Reindeer in my Saami Heart
2016 | 70 mins
Country of Production: Australia
Countries/Cultures Featured: Sweden, Norway, Sápmi
North American Premiere | Director in Attendance
Sunday, October 16 | Noon | Program F18
Inghilda Tapio, a Saami artist from northern Sweden, has followed an arduous path to become a voice for her community. Born into a nomadic reindeer-herding family above the Arctic Circle, Tapio was taken into a Swedish government program in the 1950s that required nomadic children to attend residential boarding schools in a misguided attempt at cultural assimilation. Inghilda was a part of this “stolen generation,” forced from her teepee home at the age of seven, separated from her parents, and thrown into unfamiliar Swedish customs. In the nearly 70 years since, she has built a long and illustrious career as a poet and activist, championing Saami language and culture through her vivid writings. Her story illuminates how one of Europe’s last indigenous populations is regaining its voice and fighting for its land and way of life.

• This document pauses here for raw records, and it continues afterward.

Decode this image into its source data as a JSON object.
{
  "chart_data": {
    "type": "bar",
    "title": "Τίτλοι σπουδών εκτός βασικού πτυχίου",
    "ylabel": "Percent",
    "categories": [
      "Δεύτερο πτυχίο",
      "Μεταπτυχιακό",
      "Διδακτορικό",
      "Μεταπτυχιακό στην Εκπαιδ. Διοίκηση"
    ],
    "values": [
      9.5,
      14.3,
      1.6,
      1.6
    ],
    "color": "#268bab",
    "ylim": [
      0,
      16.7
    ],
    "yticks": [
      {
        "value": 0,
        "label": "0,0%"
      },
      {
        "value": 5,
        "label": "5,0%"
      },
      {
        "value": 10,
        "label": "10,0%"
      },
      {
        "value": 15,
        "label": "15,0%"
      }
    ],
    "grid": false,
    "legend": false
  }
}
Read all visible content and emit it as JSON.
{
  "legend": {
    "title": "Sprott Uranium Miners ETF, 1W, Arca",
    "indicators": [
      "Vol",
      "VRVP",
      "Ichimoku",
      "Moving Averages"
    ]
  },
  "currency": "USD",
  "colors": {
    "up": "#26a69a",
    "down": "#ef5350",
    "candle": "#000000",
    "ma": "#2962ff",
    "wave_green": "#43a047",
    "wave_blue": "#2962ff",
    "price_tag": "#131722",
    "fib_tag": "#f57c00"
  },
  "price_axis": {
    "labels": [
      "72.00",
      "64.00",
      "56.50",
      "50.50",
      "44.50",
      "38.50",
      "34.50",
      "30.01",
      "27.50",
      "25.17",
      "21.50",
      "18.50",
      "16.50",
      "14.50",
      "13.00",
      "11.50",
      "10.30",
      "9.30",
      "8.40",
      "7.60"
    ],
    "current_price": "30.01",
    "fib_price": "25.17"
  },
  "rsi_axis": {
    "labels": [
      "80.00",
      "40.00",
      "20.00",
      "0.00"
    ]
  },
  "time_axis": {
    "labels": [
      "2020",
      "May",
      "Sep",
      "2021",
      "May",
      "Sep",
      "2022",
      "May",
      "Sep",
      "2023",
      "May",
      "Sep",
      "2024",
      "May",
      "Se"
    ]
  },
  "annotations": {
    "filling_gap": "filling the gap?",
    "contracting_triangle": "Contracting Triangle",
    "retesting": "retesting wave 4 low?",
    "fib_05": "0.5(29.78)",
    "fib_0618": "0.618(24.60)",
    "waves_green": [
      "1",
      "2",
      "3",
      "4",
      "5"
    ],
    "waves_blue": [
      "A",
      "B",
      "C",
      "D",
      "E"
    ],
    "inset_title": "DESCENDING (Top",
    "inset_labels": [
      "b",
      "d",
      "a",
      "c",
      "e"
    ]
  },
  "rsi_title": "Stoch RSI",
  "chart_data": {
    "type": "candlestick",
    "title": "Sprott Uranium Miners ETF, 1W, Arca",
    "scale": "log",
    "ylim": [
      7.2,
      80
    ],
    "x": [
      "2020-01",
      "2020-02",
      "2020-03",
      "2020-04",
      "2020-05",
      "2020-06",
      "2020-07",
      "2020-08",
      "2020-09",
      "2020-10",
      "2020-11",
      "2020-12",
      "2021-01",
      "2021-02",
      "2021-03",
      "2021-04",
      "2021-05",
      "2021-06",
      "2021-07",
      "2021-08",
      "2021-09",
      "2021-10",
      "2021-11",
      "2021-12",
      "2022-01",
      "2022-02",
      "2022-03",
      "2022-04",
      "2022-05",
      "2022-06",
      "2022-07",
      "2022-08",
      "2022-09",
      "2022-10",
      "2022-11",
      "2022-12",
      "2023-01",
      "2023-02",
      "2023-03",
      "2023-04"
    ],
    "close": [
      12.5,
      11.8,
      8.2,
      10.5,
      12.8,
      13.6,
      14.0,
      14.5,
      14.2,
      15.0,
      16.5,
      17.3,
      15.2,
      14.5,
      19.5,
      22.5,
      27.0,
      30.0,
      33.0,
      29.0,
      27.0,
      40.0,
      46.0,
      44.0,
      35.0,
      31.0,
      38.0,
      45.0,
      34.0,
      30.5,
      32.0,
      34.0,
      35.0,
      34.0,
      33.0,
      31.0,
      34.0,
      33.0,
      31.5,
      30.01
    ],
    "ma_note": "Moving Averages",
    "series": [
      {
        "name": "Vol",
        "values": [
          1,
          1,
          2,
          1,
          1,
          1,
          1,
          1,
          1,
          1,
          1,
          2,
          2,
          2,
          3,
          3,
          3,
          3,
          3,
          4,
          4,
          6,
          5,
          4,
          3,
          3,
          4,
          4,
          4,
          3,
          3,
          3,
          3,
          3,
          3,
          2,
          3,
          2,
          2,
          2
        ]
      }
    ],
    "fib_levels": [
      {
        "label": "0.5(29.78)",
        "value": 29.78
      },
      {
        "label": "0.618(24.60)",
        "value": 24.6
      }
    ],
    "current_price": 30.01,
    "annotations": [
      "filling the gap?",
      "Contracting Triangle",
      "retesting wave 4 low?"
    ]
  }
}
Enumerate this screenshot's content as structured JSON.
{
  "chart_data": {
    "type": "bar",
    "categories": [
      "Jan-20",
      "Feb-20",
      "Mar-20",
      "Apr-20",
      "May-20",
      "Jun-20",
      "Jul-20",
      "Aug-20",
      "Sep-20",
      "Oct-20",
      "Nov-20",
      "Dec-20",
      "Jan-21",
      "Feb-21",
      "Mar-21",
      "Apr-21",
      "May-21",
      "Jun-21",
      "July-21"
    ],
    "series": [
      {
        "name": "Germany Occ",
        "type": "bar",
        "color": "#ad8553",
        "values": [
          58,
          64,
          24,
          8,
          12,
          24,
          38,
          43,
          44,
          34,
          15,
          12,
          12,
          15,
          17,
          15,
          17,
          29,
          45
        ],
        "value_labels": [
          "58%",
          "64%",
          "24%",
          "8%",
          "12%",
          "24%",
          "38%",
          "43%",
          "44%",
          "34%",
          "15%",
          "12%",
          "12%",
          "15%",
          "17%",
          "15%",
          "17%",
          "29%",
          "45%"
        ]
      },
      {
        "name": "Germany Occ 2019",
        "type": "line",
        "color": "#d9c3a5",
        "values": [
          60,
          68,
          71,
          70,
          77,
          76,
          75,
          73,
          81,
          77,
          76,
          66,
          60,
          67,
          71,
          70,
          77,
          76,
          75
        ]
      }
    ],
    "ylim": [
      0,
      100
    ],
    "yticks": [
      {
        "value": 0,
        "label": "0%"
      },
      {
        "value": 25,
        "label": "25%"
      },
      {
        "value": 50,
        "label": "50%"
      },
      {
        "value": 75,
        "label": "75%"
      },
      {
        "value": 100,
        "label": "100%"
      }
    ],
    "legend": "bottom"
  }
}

“When I met Inghilda Tapio, my collaborator in Reindeer in My Saami Heart, I was struck by the power of her autobiographical writing and poetry, which expressed her trauma and confusion caused by Swedish government education and ‘assimilation’ policies in the 1950s. Saami children as young as seven were removed from their nomadic families for extended periods, and they were forbidden from using their own Saami language at boarding school. Inghilda’s writing also expresses her positive memories of growing up in a nomadic reindeer-herding family, and this is an invaluable record as she is one of the last generation to have experienced both the nomadic and settled town life.
In my previous documentaries such as Jabe Babe—A Heightened Life and Maverick Mother, I have utilized performance and design in addition to observational filming, as it serves to reframe a personal story and extend it into the political realm, enabling the film’s participants to present their own story in their own words. It is particularly important for women to be given the opportunity to voice their subjective realities and struggles. This hybrid approach differs from conventional ethnographic films or television documentaries that commonly employ a detached, authoritative ‘Voice of God’ narration, or treat the participants as ‘exotic’ or ‘other’. Postcolonial theorists now recognize the need for academics and filmmakers to work as partners with communities where possible, and this may mean seeking feedback and approvals during the editing process. In Reindeer in My Saami Heart, I have incorporated Inghilda’s poetry readings, performed in her Northern Saami language and in English, into the film, and acknowledge her as a highly educated and accomplished speaker of multiple languages. Inghilda started writing as she saw her own language under threat in the 1960s and 1970s, so I felt that it was important for international audiences to experience the power of her writing through spoken word performance and graphic representation, without the use of subtitles, and for Saami audiences to be able to appreciate the film in their own language as well.”